Add the Heritage Foundation's effort to vet the "right" judges and it's a recipe for disaster.
jaxexpat
(7,248 posts)Apparently it matters very little that laws were passed by representatives of the governed when those laws can be circumvented by the will of rogue judges. Especially when rogue becomes the norm when Republicans appoint judges.
That's got to be the current GOP congress' philosophy.
It doesn't matter when we get nothing done, we're not enforcing existing laws so why pass new ones.And they may have something there considering how since 1981 they've done everything possible to cause government to fail. All while Progressives kept plodding right along, doing the work, apparently unaware that the other side was letting the air out of the tires and spiking the fuel and stuff. Government has become ungovernable simply because, without consensus at some level, there is only chaos.
SpankMe
(3,078 posts)He's "interpreting" law and precedent like an 8th grader with paper-thin reasoning abilities rather than an experienced jurist.

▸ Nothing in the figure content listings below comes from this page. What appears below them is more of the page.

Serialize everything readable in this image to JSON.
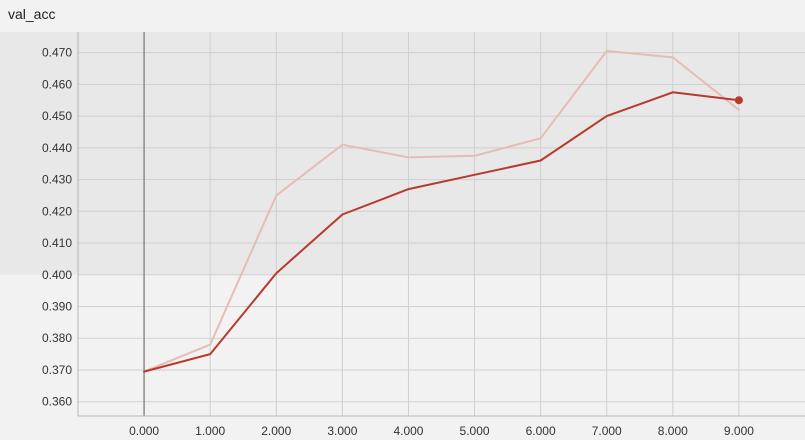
{
  "chart_data": {
    "type": "line",
    "title": "val_acc",
    "xlabel": "",
    "ylabel": "",
    "xlim": [
      -1.0,
      10.0
    ],
    "ylim": [
      0.3555,
      0.4765
    ],
    "x_ticks": [
      0,
      1,
      2,
      3,
      4,
      5,
      6,
      7,
      8,
      9
    ],
    "x_tick_labels": [
      "0.000",
      "1.000",
      "2.000",
      "3.000",
      "4.000",
      "5.000",
      "6.000",
      "7.000",
      "8.000",
      "9.000"
    ],
    "y_ticks": [
      0.36,
      0.37,
      0.38,
      0.39,
      0.4,
      0.41,
      0.42,
      0.43,
      0.44,
      0.45,
      0.46,
      0.47
    ],
    "y_tick_labels": [
      "0.360",
      "0.370",
      "0.380",
      "0.390",
      "0.400",
      "0.410",
      "0.420",
      "0.430",
      "0.440",
      "0.450",
      "0.460",
      "0.470"
    ],
    "grid": true,
    "series": [
      {
        "style": "raw",
        "x": [
          0,
          1,
          2,
          3,
          4,
          5,
          6,
          7,
          8,
          9
        ],
        "values": [
          0.3695,
          0.378,
          0.425,
          0.441,
          0.437,
          0.4375,
          0.443,
          0.4705,
          0.4685,
          0.452
        ]
      },
      {
        "style": "smoothed",
        "x": [
          0,
          1,
          2,
          3,
          4,
          5,
          6,
          7,
          8,
          9
        ],
        "values": [
          0.3695,
          0.375,
          0.4005,
          0.419,
          0.427,
          0.4315,
          0.436,
          0.45,
          0.4575,
          0.455
        ]
      }
    ],
    "colors": {
      "raw": "#e6bcb6",
      "smoothed": "#b83a2c",
      "grid": "#cfcfcf",
      "zero_line": "#8c8c8c",
      "background": "#f2f2f2",
      "upper_band": "#e8e8e8"
    }
  }
}
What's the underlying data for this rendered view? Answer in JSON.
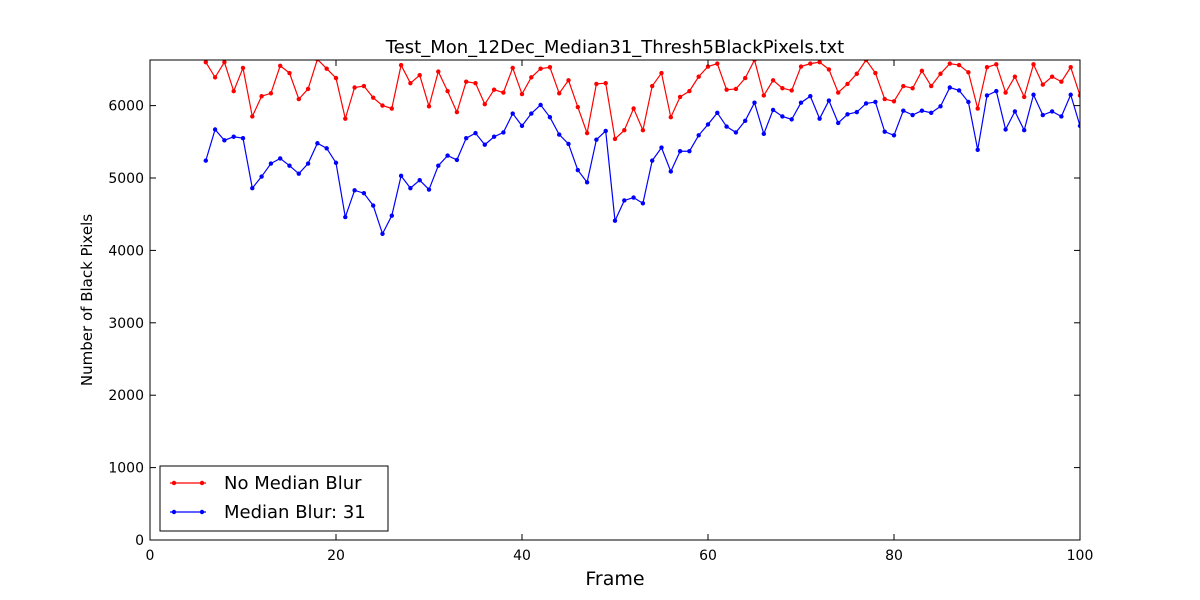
{
  "chart_data": {
    "type": "line",
    "title": "Test_Mon_12Dec_Median31_Thresh5BlackPixels.txt",
    "xlabel": "Frame",
    "ylabel": "Number of Black Pixels",
    "xlim": [
      0,
      100
    ],
    "ylim": [
      0,
      6630
    ],
    "xticks": [
      0,
      20,
      40,
      60,
      80,
      100
    ],
    "yticks": [
      0,
      1000,
      2000,
      3000,
      4000,
      5000,
      6000
    ],
    "grid": false,
    "legend_position": "lower-left",
    "x": [
      6,
      7,
      8,
      9,
      10,
      11,
      12,
      13,
      14,
      15,
      16,
      17,
      18,
      19,
      20,
      21,
      22,
      23,
      24,
      25,
      26,
      27,
      28,
      29,
      30,
      31,
      32,
      33,
      34,
      35,
      36,
      37,
      38,
      39,
      40,
      41,
      42,
      43,
      44,
      45,
      46,
      47,
      48,
      49,
      50,
      51,
      52,
      53,
      54,
      55,
      56,
      57,
      58,
      59,
      60,
      61,
      62,
      63,
      64,
      65,
      66,
      67,
      68,
      69,
      70,
      71,
      72,
      73,
      74,
      75,
      76,
      77,
      78,
      79,
      80,
      81,
      82,
      83,
      84,
      85,
      86,
      87,
      88,
      89,
      90,
      91,
      92,
      93,
      94,
      95,
      96,
      97,
      98,
      99,
      100
    ],
    "series": [
      {
        "name": "No Median Blur",
        "color": "#ff0000",
        "values": [
          6600,
          6390,
          6600,
          6200,
          6520,
          5850,
          6130,
          6170,
          6550,
          6450,
          6090,
          6230,
          6640,
          6510,
          6380,
          5820,
          6250,
          6270,
          6110,
          6000,
          5960,
          6560,
          6310,
          6420,
          5990,
          6470,
          6200,
          5910,
          6330,
          6310,
          6020,
          6220,
          6180,
          6520,
          6160,
          6390,
          6510,
          6530,
          6170,
          6350,
          5980,
          5620,
          6300,
          6310,
          5540,
          5660,
          5960,
          5660,
          6270,
          6450,
          5840,
          6120,
          6200,
          6400,
          6540,
          6580,
          6220,
          6230,
          6380,
          6630,
          6140,
          6350,
          6240,
          6210,
          6540,
          6580,
          6600,
          6500,
          6180,
          6300,
          6440,
          6630,
          6450,
          6090,
          6060,
          6270,
          6240,
          6480,
          6270,
          6440,
          6580,
          6560,
          6460,
          5960,
          6530,
          6570,
          6180,
          6400,
          6120,
          6570,
          6290,
          6400,
          6330,
          6530,
          6140
        ]
      },
      {
        "name": "Median Blur: 31",
        "color": "#0000ff",
        "values": [
          5240,
          5670,
          5520,
          5570,
          5550,
          4860,
          5020,
          5200,
          5270,
          5170,
          5060,
          5200,
          5480,
          5410,
          5210,
          4460,
          4830,
          4790,
          4620,
          4230,
          4480,
          5030,
          4860,
          4970,
          4840,
          5170,
          5310,
          5250,
          5550,
          5620,
          5460,
          5570,
          5630,
          5890,
          5720,
          5890,
          6010,
          5840,
          5600,
          5470,
          5110,
          4940,
          5530,
          5650,
          4410,
          4690,
          4730,
          4650,
          5240,
          5420,
          5090,
          5370,
          5370,
          5590,
          5740,
          5900,
          5710,
          5630,
          5790,
          6040,
          5610,
          5940,
          5850,
          5810,
          6040,
          6130,
          5820,
          6070,
          5760,
          5880,
          5910,
          6030,
          6050,
          5640,
          5590,
          5930,
          5870,
          5930,
          5900,
          5990,
          6250,
          6210,
          6050,
          5390,
          6140,
          6200,
          5670,
          5920,
          5660,
          6150,
          5870,
          5920,
          5850,
          6150,
          5720
        ]
      }
    ]
  }
}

He's saying that the law itself has to state that private citizens can sue. He's saying that that since the statute doesn't explicitly say this, only the attorney general may sue/enforce.
It is ridiculous to say that every statute passed by congress must include a list of all groups or entities who have standing to sue or seek a remedy/enforcement.
Well, lets beat the courts at their own game. If Dems keep the Senate and Whitehouse and can take the house next fall, we must amend the law to confer standing to any class necessary to enforce the Act.
Dems should be keeping a list of all such revisions needed on any law, and pre-write the drafts now. Then, when and if we can keep control of these branches, whip them out of our back pocket and ram-rod these through within the first few months. That's what Repubs did when Roe fell.